What Will the Fed do Next?

Bloomberg: “Attention has turned to the likely pattern of increases over the coming months and years: How high will rates rise, and how quickly?”

“The answer, one hopes, is that the Fed doesn’t know — because the policy should depend on how the economy behaves over the coming months, which is itself uncertain … the Fed should keep the emphasis on developments in the economy and dispel any notion of a schedule.”

“Yellen has said the Fed’s [2%] target is just that, not a ceiling  … But the inflation projections bundled with the Fed’s policy announcements don’t appear to back that up.”
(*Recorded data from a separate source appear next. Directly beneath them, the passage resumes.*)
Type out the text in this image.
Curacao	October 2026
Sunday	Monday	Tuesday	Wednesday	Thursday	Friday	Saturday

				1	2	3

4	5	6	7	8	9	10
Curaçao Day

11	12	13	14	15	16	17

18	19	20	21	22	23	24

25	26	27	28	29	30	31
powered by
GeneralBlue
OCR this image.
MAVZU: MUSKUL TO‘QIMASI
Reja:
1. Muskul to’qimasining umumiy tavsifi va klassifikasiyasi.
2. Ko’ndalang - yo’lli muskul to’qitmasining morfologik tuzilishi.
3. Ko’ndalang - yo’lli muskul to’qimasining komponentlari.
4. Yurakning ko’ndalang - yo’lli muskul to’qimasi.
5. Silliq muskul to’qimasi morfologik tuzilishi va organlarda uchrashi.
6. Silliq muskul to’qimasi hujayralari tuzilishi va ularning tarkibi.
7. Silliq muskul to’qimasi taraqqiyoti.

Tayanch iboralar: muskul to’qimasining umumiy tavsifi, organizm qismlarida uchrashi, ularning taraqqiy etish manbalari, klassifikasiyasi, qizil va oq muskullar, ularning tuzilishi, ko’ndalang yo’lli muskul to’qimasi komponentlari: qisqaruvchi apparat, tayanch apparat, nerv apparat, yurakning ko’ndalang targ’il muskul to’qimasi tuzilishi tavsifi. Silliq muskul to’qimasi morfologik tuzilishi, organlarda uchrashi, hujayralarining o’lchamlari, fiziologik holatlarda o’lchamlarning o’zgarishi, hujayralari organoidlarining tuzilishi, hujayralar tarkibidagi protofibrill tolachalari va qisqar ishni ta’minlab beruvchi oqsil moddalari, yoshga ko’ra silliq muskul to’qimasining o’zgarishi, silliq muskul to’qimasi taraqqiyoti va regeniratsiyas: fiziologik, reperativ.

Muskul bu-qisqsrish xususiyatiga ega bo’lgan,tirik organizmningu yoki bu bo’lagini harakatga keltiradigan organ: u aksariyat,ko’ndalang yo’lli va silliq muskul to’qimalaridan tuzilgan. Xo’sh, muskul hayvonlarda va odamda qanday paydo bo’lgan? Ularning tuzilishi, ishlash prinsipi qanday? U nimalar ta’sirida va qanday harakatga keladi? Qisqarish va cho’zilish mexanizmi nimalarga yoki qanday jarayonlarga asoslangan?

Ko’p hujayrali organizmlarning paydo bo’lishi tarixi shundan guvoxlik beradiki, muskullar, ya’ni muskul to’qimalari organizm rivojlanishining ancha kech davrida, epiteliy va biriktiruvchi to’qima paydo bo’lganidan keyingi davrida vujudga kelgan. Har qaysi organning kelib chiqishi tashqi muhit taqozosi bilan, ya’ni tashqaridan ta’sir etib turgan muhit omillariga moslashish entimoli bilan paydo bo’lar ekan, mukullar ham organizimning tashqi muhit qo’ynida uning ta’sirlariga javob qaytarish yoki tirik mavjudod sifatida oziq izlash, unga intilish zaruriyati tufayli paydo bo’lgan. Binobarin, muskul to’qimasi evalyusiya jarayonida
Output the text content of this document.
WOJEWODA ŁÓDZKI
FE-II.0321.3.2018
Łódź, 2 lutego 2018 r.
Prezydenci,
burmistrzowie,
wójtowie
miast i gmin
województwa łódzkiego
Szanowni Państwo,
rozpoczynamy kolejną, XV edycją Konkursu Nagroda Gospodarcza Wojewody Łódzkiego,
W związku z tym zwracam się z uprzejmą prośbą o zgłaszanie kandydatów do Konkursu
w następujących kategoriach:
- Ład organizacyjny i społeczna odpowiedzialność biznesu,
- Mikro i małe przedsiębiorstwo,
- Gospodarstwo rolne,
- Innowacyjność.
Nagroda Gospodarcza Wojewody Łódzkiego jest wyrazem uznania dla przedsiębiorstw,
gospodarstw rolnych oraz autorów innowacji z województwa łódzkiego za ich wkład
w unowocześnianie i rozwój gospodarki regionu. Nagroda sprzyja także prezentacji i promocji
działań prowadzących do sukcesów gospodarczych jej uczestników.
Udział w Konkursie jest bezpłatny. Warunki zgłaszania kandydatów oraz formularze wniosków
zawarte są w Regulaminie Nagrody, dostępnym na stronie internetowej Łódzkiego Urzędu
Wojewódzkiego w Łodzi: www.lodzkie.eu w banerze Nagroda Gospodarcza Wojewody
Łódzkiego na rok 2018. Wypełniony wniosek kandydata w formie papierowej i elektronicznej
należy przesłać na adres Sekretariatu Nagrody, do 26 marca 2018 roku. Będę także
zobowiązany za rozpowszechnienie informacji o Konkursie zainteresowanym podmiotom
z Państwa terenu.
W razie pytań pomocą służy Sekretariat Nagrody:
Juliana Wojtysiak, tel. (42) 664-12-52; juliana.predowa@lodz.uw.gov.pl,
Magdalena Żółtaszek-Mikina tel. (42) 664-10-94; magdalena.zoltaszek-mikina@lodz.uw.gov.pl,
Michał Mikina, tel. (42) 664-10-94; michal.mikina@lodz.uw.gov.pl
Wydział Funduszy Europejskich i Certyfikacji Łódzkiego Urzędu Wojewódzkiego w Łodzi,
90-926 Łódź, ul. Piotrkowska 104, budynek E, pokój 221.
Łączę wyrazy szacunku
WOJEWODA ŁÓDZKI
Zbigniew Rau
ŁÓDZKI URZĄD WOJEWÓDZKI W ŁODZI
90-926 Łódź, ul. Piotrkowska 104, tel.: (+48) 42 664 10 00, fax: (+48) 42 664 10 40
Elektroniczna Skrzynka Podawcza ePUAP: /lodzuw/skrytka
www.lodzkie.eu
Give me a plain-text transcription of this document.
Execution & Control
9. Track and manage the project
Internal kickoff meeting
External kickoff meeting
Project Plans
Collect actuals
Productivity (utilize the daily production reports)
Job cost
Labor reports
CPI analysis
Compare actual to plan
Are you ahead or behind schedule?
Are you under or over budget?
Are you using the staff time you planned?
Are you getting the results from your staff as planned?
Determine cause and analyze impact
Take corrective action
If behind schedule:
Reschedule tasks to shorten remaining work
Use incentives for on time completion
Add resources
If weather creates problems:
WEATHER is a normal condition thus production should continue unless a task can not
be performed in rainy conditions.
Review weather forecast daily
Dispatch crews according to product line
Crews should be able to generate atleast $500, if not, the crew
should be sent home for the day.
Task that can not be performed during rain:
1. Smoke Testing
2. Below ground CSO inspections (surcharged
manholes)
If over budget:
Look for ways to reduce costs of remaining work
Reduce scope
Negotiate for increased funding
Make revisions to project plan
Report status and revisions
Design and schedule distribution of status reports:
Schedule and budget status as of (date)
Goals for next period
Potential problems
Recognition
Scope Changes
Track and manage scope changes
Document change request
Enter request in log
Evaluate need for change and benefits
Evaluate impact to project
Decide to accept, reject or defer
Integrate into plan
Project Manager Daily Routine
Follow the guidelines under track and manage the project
“Mixed messages of this kind aren’t helpful. And the signaling of the Fed’s inflation expectations isn’t the only such case. Yellen has often said that interest-rate policy will be ‘data-dependent,’ rather than following a pre-determined schedule. Yet Dennis Lockhart, president of the Atlanta Fed, [stated:] ‘Moving up gradually means not every meeting, in all likelihood … The rate of rising interest rates will be more like every other meeting.'”

“Falling unemployment justified the Fed’s move on Dec. 16. Yet here too the calendar clearly played a role: The Fed had long hinted at a rise by the year’s end, leaving investors almost certain it was coming. From now on, data, not dates, should guide the policy — and comments suggesting anything else would be better left unsaid.”